Committee members expressed concern about "overloading" the board and taking hospital officials away from other tasks. Sen. Douglas Canton, committee chair, said the CEO's should be included on the board, but not necessarily as voting members.
Woods offered his "compromise," should opposition to voting membership build, to being an ex-officio member.
Another point of dissension was a proposal to exempt government-owned health care facilities from the requirement for a Certificate of Need. Moolenaar said the proposal would allow the semi-autonomous agencies to duplicate services, expand unnecessarily and establish fees without oversight from his department — and, in general, "circumvent the regulatory authority of this agency."
Woods said there was no attempt to take away oversight responsibility, but a desire "to streamline the CON (Certificate of Need) process." He said the provision is consistent with the Legislature's original intent "that the CON apply to privately owned health-care facilities, instead of government-owned."
Sens. Roosevelt David and David Jones agreed with Woods.
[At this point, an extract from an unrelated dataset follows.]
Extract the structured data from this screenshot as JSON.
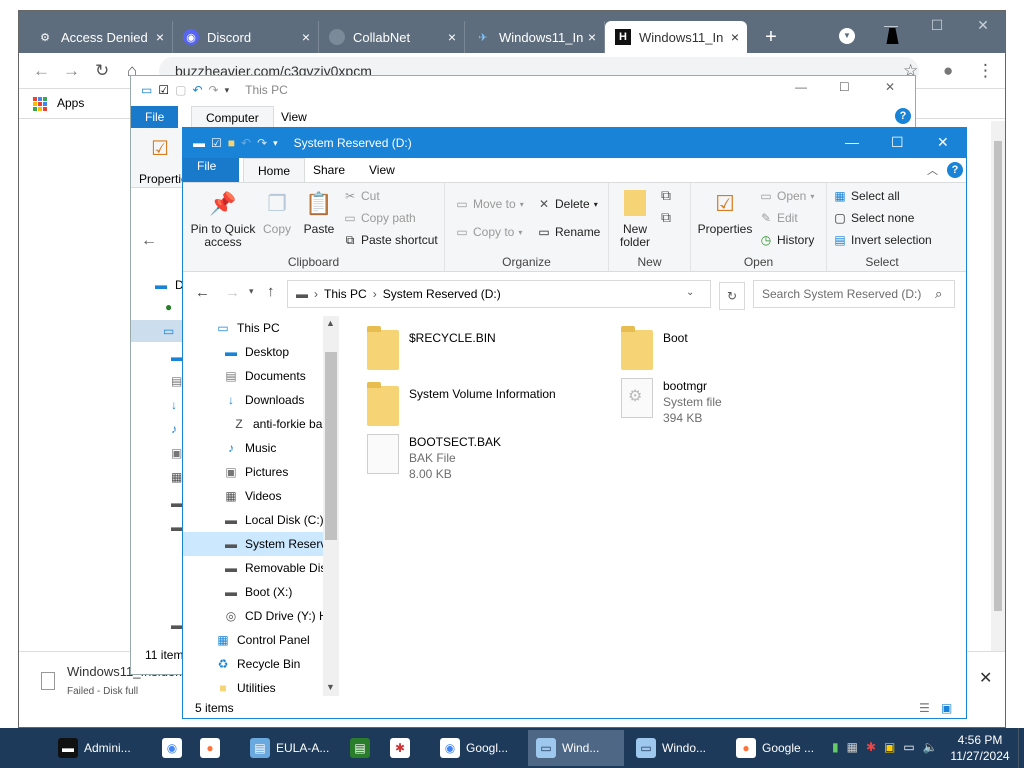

Jones said the hospitals should be fully autonomous and should not be required to present a CON to the Health Department every time they need a piece of equipment.
The bill also exempts critical positions, such as pharmacists, radiology and laboratory technicians, and physical therapists, from the employee attrition program which initially exempted only doctors and nurses. Woods said the measure is needed to "protect these desperately needed positions."
Among other provisions in the expansive bill are a section restricting treatment of illegal immigrants to emergency medical care, and a measure creating a less-cumbersome hiring process which Woods said would "eliminate much of the bureaucracy that we experience."
Woods said the bill "represents another step in the long journey toward making our health-care facilities the providers of choice for Virgin Islanders and the Caribbean." While semi-autonomy is not a panacea to health-care problems, he said, in the almost two years since the legislation was passed, it "has resulted in many positive changes with people receiving health care here at home without having to leave the territory." And he commended the governor and the Legislature for "taking this bold step."
The committee held the bill, sponsored by Sens. Canton, Jones, David, Lorraine Berry and Almando "Rocky" Liburd, until its next meeting, set for Thursday, so amendments can be drafted addressing the concerns voiced by those testifying Monday.
Committee members at the hearing were Canton, Jones, David and Richards. Sens. Berry, Liburd and Adlah "Foncie" Donastorg were excused.